High Noon (1952)
The image of the lone Marshall standing alone, awaiting his fate at noon, is one of the most famous in movie history. It was used with great success in the Polish Solidarity movement in 1980.
The film it comes from is brilliantly and deceptively simple, a battle between good and evil, and Gary Cooper is at his best in his Oscar winning role as the embattled Marshall Kane. One of the best Westerns ever made, High Noon was nominated for 8 Academy awards and won 4, including Best Actor for Coooper and Best Song for the hit, "Do Not Forsake Me, O My Darling" sung by Tex Ritter. High Noon is rated number 27 best ever movies on the American Film Institute's 2007 list.
Plot SummaryOn a blazing summer morning three members of a criminal gang converge on a small, quiet, arid western town called Hadleyville. They are planning to meet the gang leader, outlaw Frank Miller (Ian MacDonald), arriving on the noon train, in order to seek revenge on the town's marshall, Will Kane (Gary Cooper), who was the man responsible for putting him in the penitentiary five years earlier for terrorizing the town. Miller was pardoned a week earlier and paroled and now wants his revenge.
The Marshall is about to hand in his badge after marrying Quaker Amy (Grace Kelly) when he hears the news. He starts to leave town with his new wife but changes his mind out on the prairie and comes back to face the gunmen.
He seeks help from the townsfolk he had previously helped but since they are gripped with fear, he will have to stand alone. ("I've got a wife and kids," says one of the townspeople when opting out.) People pull away from the marshal because they want to live another day.
Chief Deputy Harvey Pell (Lloyd Bridges) covets Will's job and ex-mistress (Katy Jurado) his mentor, former lawman Martin Howe (Lon Chaney Jr.) is now arthritic and unable to wield a gun. Even Amy, who doesn't want to be around for her husband's apparently certain demise, deserts him. Meanwhile, the clocks tick off the minutes to High Noon -- the film is shot in "real time," so that its 85-minute length corresponds to the story's actual timeframe. Utterly alone, Kane walks into the center of town, steeling himself for his showdown with the murderous Millers.
Principal CastGary Cooper ... Marshal Will Kane
Thomas Mitchell ... Mayor Jonas Henderson
Lloyd Bridges ... Deputy Marshal Harvey Pell
Katy Jurado ... Helen Ramírez
Grace Kelly ... Amy Fowler Kane
Otto Kruger ... Judge Percy Mettrick
Lon Chaney Jr. ... Martin Howe
Harry Morgan ... Sam Fuller
Ian MacDonald ... Frank Miller
Eve McVeagh ... Mildred Fuller
Morgan Farley ... Dr. Mahin, minister
Harry Shannon ... Cooper
Lee Van Cleef ... Jack Colby
Robert J. Wilke ... Jim Pierce
A Great MovieThe film cost an astonishingly low $750,000 during a 28 day shoot and resulted in a true movie landmark -- generally regarded as the best western ever filmed, a true work of art.
Cooper stands as the symbol of the independent American man who stands alone against a formidable enemy - a man of few words, but holding fast to a righteous moral code like a true American gentleman.
Foreman almost certainly based movie message on the hysteria of his times and how he and many others would stand alone during the McCarthy hearings (he and a number of others on the project would face black listing), but the story is universal and applies to any case where a person must stand on principle.

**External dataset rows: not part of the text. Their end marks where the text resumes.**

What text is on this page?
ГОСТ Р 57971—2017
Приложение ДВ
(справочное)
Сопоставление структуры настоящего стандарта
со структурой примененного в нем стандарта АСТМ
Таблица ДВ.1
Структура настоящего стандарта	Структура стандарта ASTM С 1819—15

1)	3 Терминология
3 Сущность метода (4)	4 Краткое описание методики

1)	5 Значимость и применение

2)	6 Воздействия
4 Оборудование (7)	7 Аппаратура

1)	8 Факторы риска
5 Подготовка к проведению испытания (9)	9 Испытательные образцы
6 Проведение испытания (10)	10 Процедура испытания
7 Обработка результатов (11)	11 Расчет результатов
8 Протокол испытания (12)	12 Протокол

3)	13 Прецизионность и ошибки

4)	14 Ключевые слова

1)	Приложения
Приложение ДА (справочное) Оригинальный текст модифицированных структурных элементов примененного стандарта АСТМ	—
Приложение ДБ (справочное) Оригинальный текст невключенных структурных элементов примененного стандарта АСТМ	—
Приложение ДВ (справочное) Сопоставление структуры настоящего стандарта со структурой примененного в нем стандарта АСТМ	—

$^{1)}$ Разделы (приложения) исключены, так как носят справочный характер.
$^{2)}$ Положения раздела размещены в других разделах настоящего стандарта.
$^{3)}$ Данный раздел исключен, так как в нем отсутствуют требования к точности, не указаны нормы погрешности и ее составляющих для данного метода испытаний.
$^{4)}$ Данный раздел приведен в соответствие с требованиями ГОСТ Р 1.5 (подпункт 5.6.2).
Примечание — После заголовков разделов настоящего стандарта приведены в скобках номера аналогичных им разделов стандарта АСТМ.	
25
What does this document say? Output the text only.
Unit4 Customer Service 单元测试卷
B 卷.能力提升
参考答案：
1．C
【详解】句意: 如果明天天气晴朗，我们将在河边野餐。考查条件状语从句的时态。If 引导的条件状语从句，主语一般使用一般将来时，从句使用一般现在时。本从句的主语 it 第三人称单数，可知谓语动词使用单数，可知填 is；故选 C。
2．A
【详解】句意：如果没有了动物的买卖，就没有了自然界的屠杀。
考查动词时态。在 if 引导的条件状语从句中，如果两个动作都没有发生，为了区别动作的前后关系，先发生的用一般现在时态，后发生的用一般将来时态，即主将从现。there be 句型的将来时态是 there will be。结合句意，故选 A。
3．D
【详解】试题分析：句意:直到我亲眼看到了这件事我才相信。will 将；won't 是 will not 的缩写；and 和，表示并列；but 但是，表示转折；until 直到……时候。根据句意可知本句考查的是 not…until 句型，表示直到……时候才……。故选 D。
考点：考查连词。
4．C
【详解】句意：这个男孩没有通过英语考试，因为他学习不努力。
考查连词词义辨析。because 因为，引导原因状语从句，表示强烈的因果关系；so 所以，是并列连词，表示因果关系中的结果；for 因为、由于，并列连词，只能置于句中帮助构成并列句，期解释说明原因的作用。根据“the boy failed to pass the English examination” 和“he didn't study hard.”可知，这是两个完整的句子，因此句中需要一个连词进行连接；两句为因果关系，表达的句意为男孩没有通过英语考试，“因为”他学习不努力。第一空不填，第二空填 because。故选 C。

It is in the conflict between personal responsibility and the needs of the community where High Noon excels.
While it was okay for Kane to put his life on the line for the benefit of the community, the community refuses to return the favor.
The face of Gary Cooper becomes the ideal vehicle for carrying this complex story. He isn't the towering monument which would have been suggested by say, John Wayne. He's more fallible--and thus more human. Will Kane's uncertainty and anxiety could never have been attempted by Wayne (who despised the film and the character of Will Kane). However, with this alternate vision of the Western, High Noon achieves complexities that stayed beyond the reach of conventional Westerns. It is this complexity which makes the film stand out from the crowd. It is what makes it truly great.